Fatea, femmes au travail en Algérie : encore un long chemin rempli d’obstacles

Le webdocumentaire Fatea de Carole Filiu et ses complices, notamment Ferhat Mouhali, propose un voyage en Algérie, à la rencontre de neuf femmes qui travaillent et qui «expriment leurs espoirs et désirs de changement d’un État en crise».

Fatea_1C’est à travers le portrait intime de neuf femmes vivant dans neuf régions distinctes, en Algérie, que des réalisateurs ont pensé le webdocumentaire Fatea- «Femmes au travail en Algérie».

Aux côtés de Carole Filiu, journaliste web et photographe, Ferhat Mouhali, réalisateur de documentaires et militant associatif en Algérie, ainsi que  Barnabé Chaix et Mélinée Chanard qui ont également aidé dans l’écriture et le tournage de Fatea.

Le site permet une navigation facile : un taxi symbolisant le voyage et la route entre les villes. L’utilisateur découvre un autre aspect de l’Algérie, loin des stéréotypes et des idées reçues.

«L’idée était de montrer des femmes dans la vie active, et ce, dans tous les secteurs. Montrer des femmes motivées que la société juge, comme Houria de Ouargla, journaliste, Abla vendant des véhicules 4×4 au Niger, Louisa de Béjaïa , une étudiante très autonome, Nadjet, chef d’entreprise aidant les artisanes»,

explique Caroline Filiu au journal El Watan qui a participé au projet.

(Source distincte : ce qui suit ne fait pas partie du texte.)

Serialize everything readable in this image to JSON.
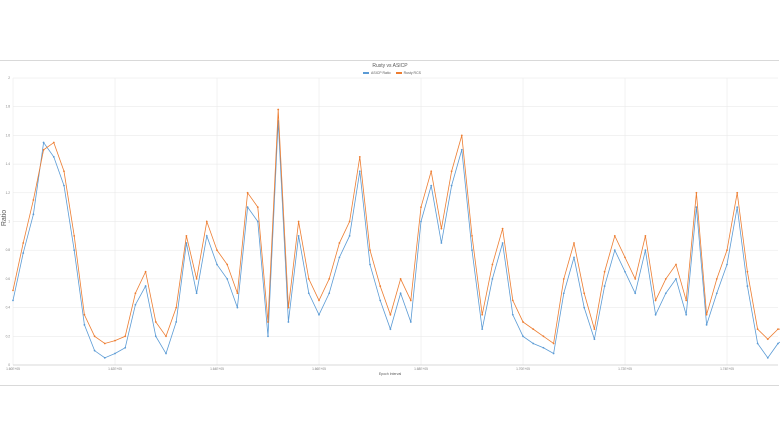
{
  "chart_data": {
    "type": "line",
    "title": "Rusty vs ASICP",
    "xlabel": "Epoch Interval",
    "ylabel": "Ratio",
    "ylim": [
      0,
      2
    ],
    "yticks": [
      0,
      0.2,
      0.4,
      0.6,
      0.8,
      1,
      1.2,
      1.4,
      1.6,
      1.8,
      2
    ],
    "xlim": [
      0,
      7.5
    ],
    "xticks": [
      0,
      1,
      2,
      3,
      4,
      5,
      6,
      7
    ],
    "xtick_labels": [
      "1.60E+05",
      "1.62E+05",
      "1.64E+05",
      "1.66E+05",
      "1.68E+05",
      "1.70E+05",
      "1.72E+05",
      "1.74E+05"
    ],
    "x_step": 0.1,
    "grid": true,
    "legend_position": "top",
    "series": [
      {
        "name": "ASICP Ratio",
        "color": "#5b9bd5",
        "values": [
          0.45,
          0.78,
          1.05,
          1.55,
          1.45,
          1.25,
          0.8,
          0.28,
          0.1,
          0.05,
          0.08,
          0.12,
          0.42,
          0.55,
          0.2,
          0.08,
          0.3,
          0.85,
          0.5,
          0.9,
          0.7,
          0.6,
          0.4,
          1.1,
          1.0,
          0.2,
          1.7,
          0.3,
          0.9,
          0.5,
          0.35,
          0.5,
          0.75,
          0.9,
          1.35,
          0.7,
          0.45,
          0.25,
          0.5,
          0.3,
          1.0,
          1.25,
          0.85,
          1.25,
          1.5,
          0.8,
          0.25,
          0.6,
          0.85,
          0.35,
          0.2,
          0.15,
          0.12,
          0.08,
          0.5,
          0.75,
          0.4,
          0.18,
          0.55,
          0.8,
          0.65,
          0.5,
          0.8,
          0.35,
          0.5,
          0.6,
          0.35,
          1.1,
          0.28,
          0.5,
          0.7,
          1.1,
          0.55,
          0.15,
          0.05,
          0.15,
          0.2
        ]
      },
      {
        "name": "Rusty RCS",
        "color": "#ed7d31",
        "values": [
          0.52,
          0.85,
          1.15,
          1.5,
          1.55,
          1.35,
          0.9,
          0.35,
          0.2,
          0.15,
          0.17,
          0.2,
          0.5,
          0.65,
          0.3,
          0.2,
          0.4,
          0.9,
          0.6,
          1.0,
          0.8,
          0.7,
          0.5,
          1.2,
          1.1,
          0.3,
          1.78,
          0.4,
          1.0,
          0.6,
          0.45,
          0.6,
          0.85,
          1.0,
          1.45,
          0.8,
          0.55,
          0.35,
          0.6,
          0.45,
          1.1,
          1.35,
          0.95,
          1.35,
          1.6,
          0.9,
          0.35,
          0.7,
          0.95,
          0.45,
          0.3,
          0.25,
          0.2,
          0.15,
          0.6,
          0.85,
          0.5,
          0.25,
          0.65,
          0.9,
          0.75,
          0.6,
          0.9,
          0.45,
          0.6,
          0.7,
          0.45,
          1.2,
          0.35,
          0.6,
          0.8,
          1.2,
          0.65,
          0.25,
          0.18,
          0.25,
          0.25
        ]
      }
    ]
  }
}
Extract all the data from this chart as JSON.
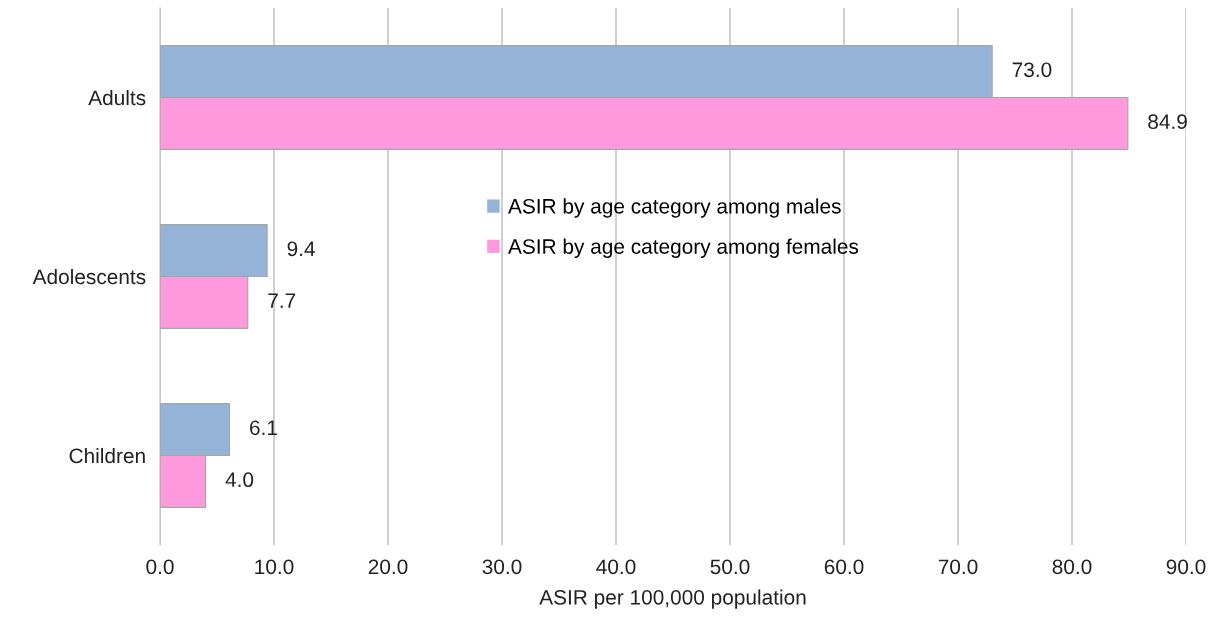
{
  "chart_data": {
    "type": "bar",
    "orientation": "horizontal",
    "xlabel": "ASIR per 100,000 population",
    "categories": [
      "Adults",
      "Adolescents",
      "Children"
    ],
    "series": [
      {
        "name": "ASIR by age category among males",
        "color": "#95b3d7",
        "values": [
          73.0,
          9.4,
          6.1
        ],
        "value_labels": [
          "73.0",
          "9.4",
          "6.1"
        ]
      },
      {
        "name": "ASIR by age category among females",
        "color": "#ff99dd",
        "values": [
          84.9,
          7.7,
          4.0
        ],
        "value_labels": [
          "84.9",
          "7.7",
          "4.0"
        ]
      }
    ],
    "xlim": [
      0,
      90
    ],
    "xticks": [
      {
        "value": 0,
        "label": "0.0"
      },
      {
        "value": 10,
        "label": "10.0"
      },
      {
        "value": 20,
        "label": "20.0"
      },
      {
        "value": 30,
        "label": "30.0"
      },
      {
        "value": 40,
        "label": "40.0"
      },
      {
        "value": 50,
        "label": "50.0"
      },
      {
        "value": 60,
        "label": "60.0"
      },
      {
        "value": 70,
        "label": "70.0"
      },
      {
        "value": 80,
        "label": "80.0"
      },
      {
        "value": 90,
        "label": "90.0"
      }
    ],
    "grid": "x",
    "legend": "center"
  }
}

Fatea est d’ailleurs diffusé depuis le 3 décembre 2012 sur le site de TV5 Monde, El Watan et Youphil après près deux ans de travail en 2011-2012 (écriture, réalisation et montage).

Quelle est la différence apportée par Fatea à la panoplie de reportages sur les femmes Maghrébines ? Ce webdocumentaire est loin de la victimisation, de la tristesse et du fatalisme. L’auteure Carole Filiu montre la force de ces algériennes face à une société, qui reste malgré tout, très masculine. Cette force se traduit par un travail continu,  un combat quotidien et de l’espoir à revendre.

«Ouarda Karboussa a 33 ans. Cette jeune Algérienne, mère de quatre enfants, tient une boutique d’artisanat dans un petit village proche de Touggourt. Dans cette région située à 600 kilomètres au sud-est d’Alger, les femmes tissent depuis des générations des châles, des burnous et autres robes qui se vendent dans tout le pays.»

Extrait de la présentation

Malika, psychologue; Nadjet, chef d’entreprise; Houria, journaliste ou Louisa l’étudiante de Bejaia sont la personnification de ce combat des femmes, qui luttent pour reprendre leur place dans l’espace public, elles qui traditionnellement ont été confinées a la maison.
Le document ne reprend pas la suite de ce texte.